Se acabó el
misterio. Ya sabía quién era la que se quería adueñar de mi territorio en mi
ausencia. La Otra había sido una vieja gloria de la televisión que ya no hacía
nada. Había perdido el calor de los niños, por empalagosa y demasiado
azucarada. Su voz de pito, sus vuelos estúpidos siempre al mismo lugar, ya no
hacían gracia a nadie. La Otra se pasaba el día estirada en la cama, dando
órdenes al grupo de juguetes a los que yo no hacía caso. Su cara de no haber
roto nunca un plato y esa sonrisa estúpida de estrella de la televisión, me
tenían que haber indicado antes, que algo no iba a funcionar bien a su lado.
Siempre acompañada por su fiel amigo, zumbándole alrededor, como un perro
faldero, chupando los restos de flores que ella no quería. Estaba claro quién
era La Otra.
La Abeja Maya
pensaba que la coincidencia de nuestros nombres nos iba a hacer inseparables.
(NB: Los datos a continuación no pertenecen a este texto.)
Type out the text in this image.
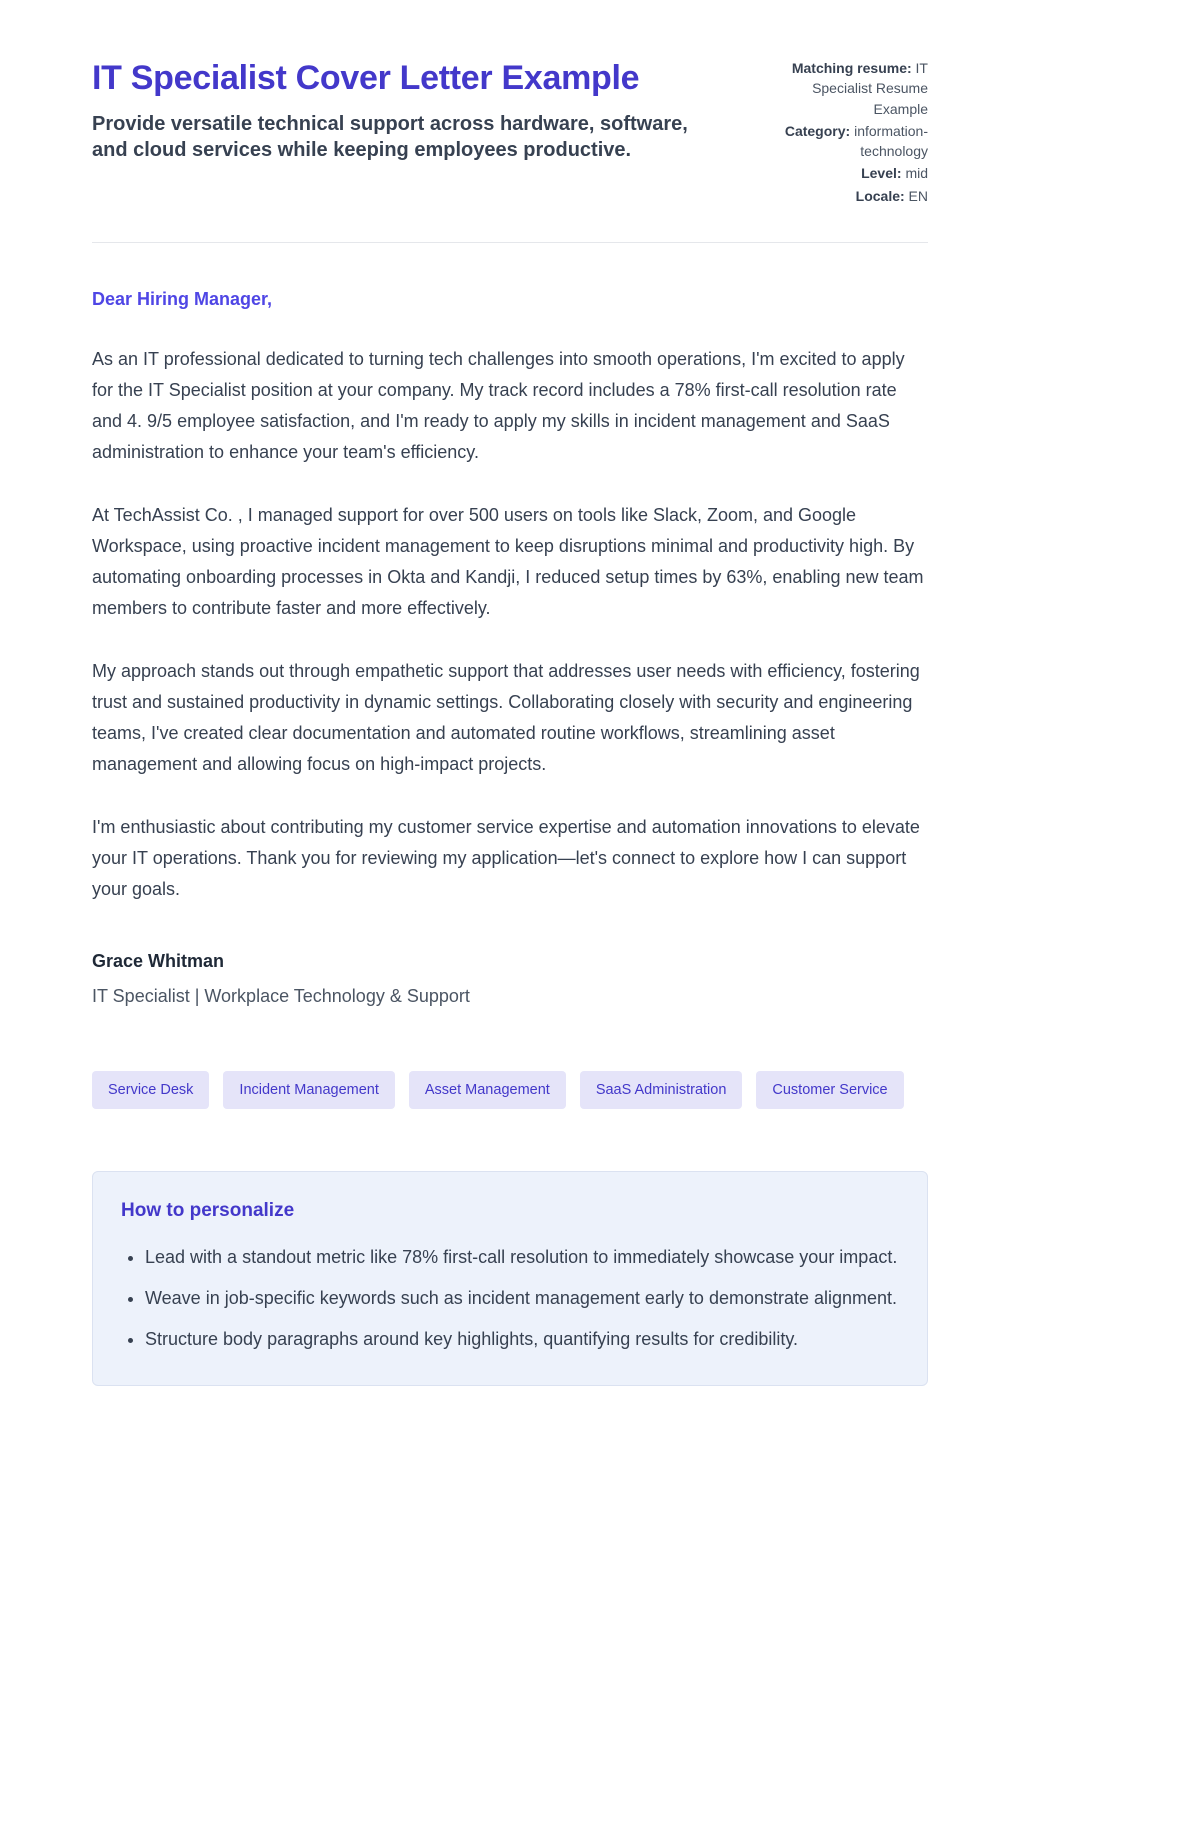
IT Specialist Cover Letter Example

Provide versatile technical support across hardware, software, and cloud services while keeping employees productive.

Matching resume: IT Specialist Resume Example
Category: information-technology
Level: mid
Locale: EN

Dear Hiring Manager,

As an IT professional dedicated to turning tech challenges into smooth operations, I'm excited to apply for the IT Specialist position at your company. My track record includes a 78% first-call resolution rate and 4. 9/5 employee satisfaction, and I'm ready to apply my skills in incident management and SaaS administration to enhance your team's efficiency.

At TechAssist Co. , I managed support for over 500 users on tools like Slack, Zoom, and Google Workspace, using proactive incident management to keep disruptions minimal and productivity high. By automating onboarding processes in Okta and Kandji, I reduced setup times by 63%, enabling new team members to contribute faster and more effectively.

My approach stands out through empathetic support that addresses user needs with efficiency, fostering trust and sustained productivity in dynamic settings. Collaborating closely with security and engineering teams, I've created clear documentation and automated routine workflows, streamlining asset management and allowing focus on high-impact projects.

I'm enthusiastic about contributing my customer service expertise and automation innovations to elevate your IT operations. Thank you for reviewing my application—let's connect to explore how I can support your goals.

Grace Whitman

IT Specialist | Workplace Technology & Support

Service Desk	Incident Management	Asset Management	SaaS Administration	Customer Service
How to personalize
• Lead with a standout metric like 78% first-call resolution to immediately showcase your impact.
• Weave in job-specific keywords such as incident management early to demonstrate alignment.
• Structure body paragraphs around key highlights, quantifying results for credibility.
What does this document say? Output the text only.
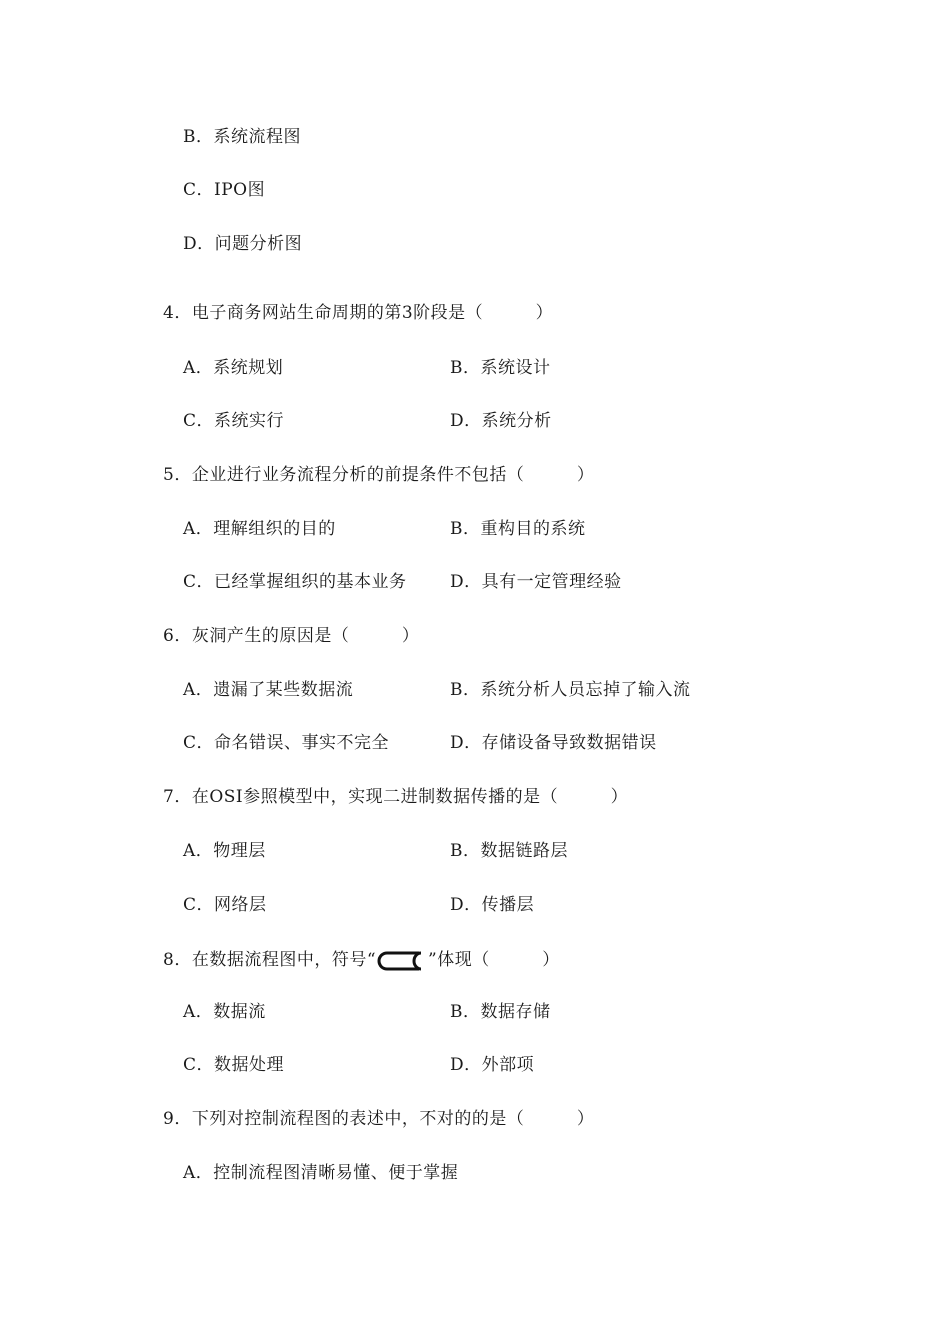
B．系统流程图
C．IPO图
D．问题分析图
4．电子商务网站生命周期的第3阶段是（　　　）
A．系统规划	B．系统设计
C．系统实行	D．系统分析
5．企业进行业务流程分析的前提条件不包括（　　　）
A．理解组织的目的	B．重构目的系统
C．已经掌握组织的基本业务	D．具有一定管理经验
6．灰洞产生的原因是（　　　）
A．遗漏了某些数据流	B．系统分析人员忘掉了输入流
C．命名错误、事实不完全	D．存储设备导致数据错误
7．在OSI参照模型中，实现二进制数据传播的是（　　　）
A．物理层	B．数据链路层
C．网络层	D．传播层
8．在数据流程图中，符号“	”体现（　　　）
A．数据流	B．数据存储
C．数据处理	D．外部项
9．下列对控制流程图的表述中，不对的的是（　　　）
A．控制流程图清晰易懂、便于掌握
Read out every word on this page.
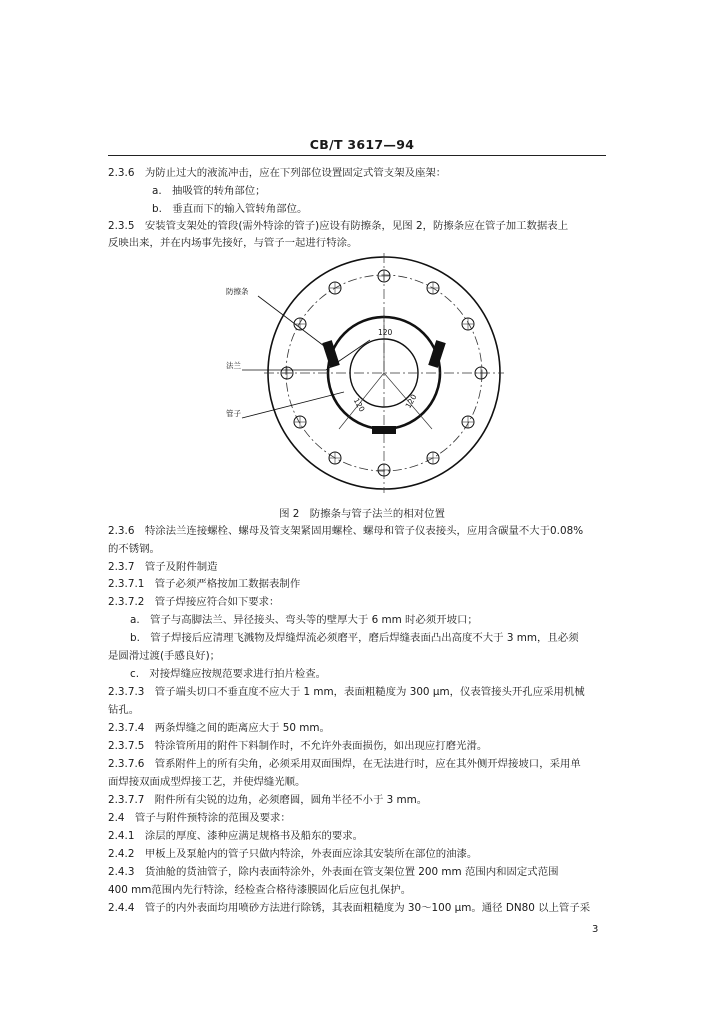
CB/T 3617—94
2.3.6　为防止过大的液流冲击，应在下列部位设置固定式管支架及座架：
a.　抽吸管的转角部位；
b.　垂直而下的输入管转角部位。
2.3.5　安装管支架处的管段(需外特涂的管子)应设有防擦条，见图 2，防擦条应在管子加工数据表上
反映出来，并在内场事先接好，与管子一起进行特涂。
防擦条
法兰
管子
120
120	120
图 2　防擦条与管子法兰的相对位置
2.3.6　特涂法兰连接螺栓、螺母及管支架紧固用螺栓、螺母和管子仪表接头，应用含碳量不大于0.08%
的不锈钢。
2.3.7　管子及附件制造
2.3.7.1　管子必须严格按加工数据表制作
2.3.7.2　管子焊接应符合如下要求：
a.　管子与高脚法兰、异径接头、弯头等的壁厚大于 6 mm 时必须开坡口；
b.　管子焊接后应清理飞溅物及焊缝焊流必须磨平，磨后焊缝表面凸出高度不大于 3 mm，且必须
是圆滑过渡(手感良好)；
c.　对接焊缝应按规范要求进行拍片检查。
2.3.7.3　管子端头切口不垂直度不应大于 1 mm，表面粗糙度为 300 μm，仪表管接头开孔应采用机械
钻孔。
2.3.7.4　两条焊缝之间的距离应大于 50 mm。
2.3.7.5　特涂管所用的附件下料制作时，不允许外表面损伤，如出现应打磨光滑。
2.3.7.6　管系附件上的所有尖角，必须采用双面围焊，在无法进行时，应在其外侧开焊接坡口，采用单
面焊接双面成型焊接工艺，并使焊缝光顺。
2.3.7.7　附件所有尖锐的边角，必须磨圆，圆角半径不小于 3 mm。
2.4　管子与附件预特涂的范围及要求：
2.4.1　涂层的厚度、漆种应满足规格书及船东的要求。
2.4.2　甲板上及泵舱内的管子只做内特涂，外表面应涂其安装所在部位的油漆。
2.4.3　货油舱的货油管子，除内表面特涂外，外表面在管支架位置 200 mm 范围内和固定式范围
400 mm范围内先行特涂，经检查合格待漆膜固化后应包扎保护。
2.4.4　管子的内外表面均用喷砂方法进行除锈，其表面粗糙度为 30～100 μm。通径 DN80 以上管子采
3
Que íbamos a dormir juntas cada noche, que le iba a contar mis secretos y la
iba a llevar conmigo a todos los sitios. Pero el único día que jugué con ella,
me aburrí y la dejé de lado. Hablaba sólo ella: de sus días de éxito, de sus
noches de fiesta, de sus infinitos novios, abejorros podridos de panales de
miel, que le saciaban en todo lo que ella quería. Su colección de magnolias y
orquídeas, sus viajes por los mejores bosques del mundo...un auténtico coñazo
de personaje que no me aportaba nada.
“La Abeja Maya
se ha convertido en una abeja malvada y malhumorada”, dijo el patito de goma.
“No le gustó
nada que la dejases de lado, Maia. Se pasa el día con esa sonrisa permanente…, da
tanto miedo”, soltó Owlie.
“Y luego está
su compinche, el lerdo soplagaitas de Willy; se le nota que su vida ha estado
marcada por excesos de azúcar. Demasiadas drogas…”
“Libe, no te
pases; ser un soplagaitas no debería ser algo malo. ¿Has escuchado alguna vez
soplar una gaita?, listillo. Una gaita es el instrumento más bello que existe. Está
al mismo nivel de la pandereta y la botella de anís del mono”, le dije, sacando
mi vena de humor gallego.
“Lo ha perdido
todo. Tuvo que vender sus panales en Suiza y la Selva Negra para pagar sus
vicios y no quedarse tirada en cualquier parque del extrarradio. El éxito le ha
hecho mucho daño”, Pajarruqui nos dio información que tampoco necesitábamos.
Lo que de
verdad me interesaba saber era qué estaba pasando. Quiénes eran sus compinches
y de qué manera estaban fastidiando a mis juguetes.
Agú tomó la
iniciativa y me dio la lista completa de los juguetes que acompañaban a la
abeja.
“Esta el pato
sin corazón, ése que tiene un agujero en el pecho, un don nadie. El ciempiés de
4 pies; un tarado que va perdiendo patas por donde pasa. La mariquita del
cascabel insoportable, una pedorra sin gracia,
y su prima, la oruga miedosa, esa
que le tiras de la cuerda y empieza a temblar: creo que no ha jugado contigo ni
medio minuto. Y los peores vienen ahora:
El Elefante
vigoréxico, el que parece una sílfide atlética de cintura de avispa; pues ése
se está dedicando a entrenar al resto con métodos salvajes. Creo que le llaman
“Crossfit” o algo así. Es como el
calborotas, un entrenador personal, pero sin lorzas alrededor. Y por último, el
sopla…mocos de Willy; que no hace nada, pero está siempre a su lado, para lo
que sea”.
La lista de
Agú me dejó claro una cosa: esos juguetes no volverían a fastidiarme nunca más.